Sydneysiders, a century ago, viewed the Mountains as a haven from “the foetid air and gritty of the dusty, dirty city” (Banjo Patterson); a healthy environment to which they could escape for a pleasant Christmas holiday.
Train travel empowered a Christmas exodus from the town to the Mountains. Facilities at every stop enabled holiday makers to visit favourite beauty spots, where tourist services such as tracks, guide posts, seats and safety rails soon sprang up to cater for the visitors.
The Daily Telegraph, January 9 1886, recounted the story of a family which travelled to Lawson on Christmas Eve. Christmas Day, miserable and wet, was celebrated with a huge baked dinner with all the trimmings in their boarding house. Later, they enjoyed a regular Mountains evening, playing card games and charades, entertaining each other with musical items. One lady played the ukulele.
This family, enjoying a typical summer activity on Boxing Day, departed on the 10.30am train to Bowenfels to experience the thrill of the Great Zigzag.
They enjoyed the magnificence of the views, but their pleasure turned to a “fearsome thrill” as they descended the Zigzag, gazing out the windows down the steep valley side at the lower line running almost parallel to the track on which they slowly descended. Even further down was a third track running in the direction of their present course. It made them “giddy” as they gazed from their carriage windows.
People then explored Eskbank, Lithgow or Bowenfels, before re-joining the 3.15pm train headed back up the Mountains.
Other Mountains attractions included the many walks designed to carry visitors down the cliffs into the cool depths of the forest below. Often the walk ended in a picnic.
Some visitors, wanting to engage more fully with the Australian bush, undertook hiking and camping holidays in the Megalong Valley where they also indulged in horse riding.
The Railway Commissioners ran 20 trains from Sydney to the Mountains on Christmas Eve, 1918. All were packed.

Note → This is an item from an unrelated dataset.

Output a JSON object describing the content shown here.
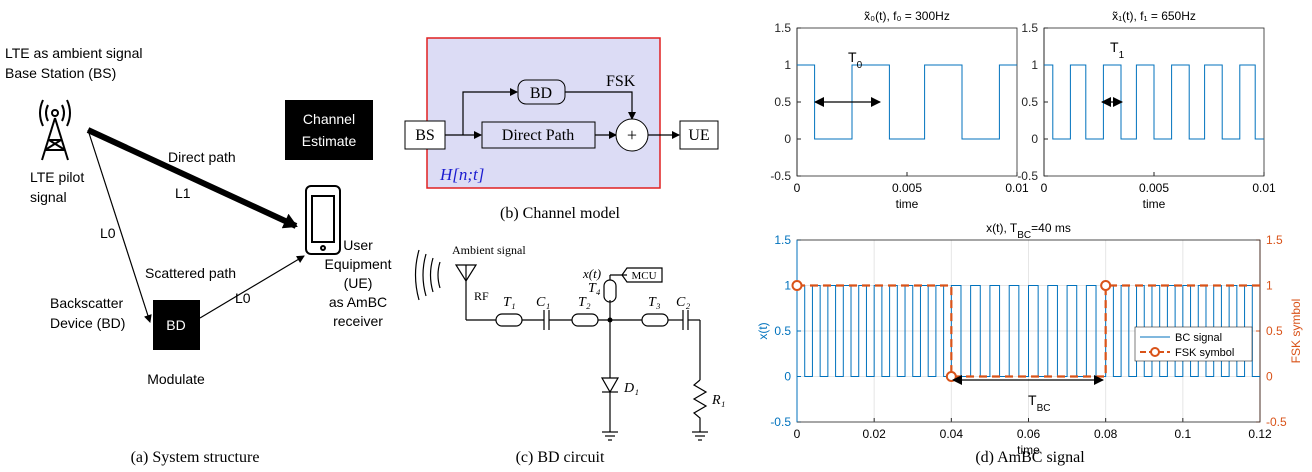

Father Christmas, “direct from Lapland”, handed out gifts to children who were either poor or sick in Mt Victoria, Blackheath and Penrith beginning on Monday, November 9 1931, in a publicity stunt sponsored by Anthony Hordern and Sons Ltd, to advertise their newly remodelled gift department.
On Friday, December 29 1933, the Blue Mountains Times reported that businessmen in the Mountains were gratified with Christmas takings and every boarding house and furnished cottage had been full to capacity.
In 1934, F. Juergens of Katoomba street advertised that Father Christmas was one of his customers, purchasing toys, dolls, books and many other items.
Commercialisation had entered the Christmas story in the Mountains.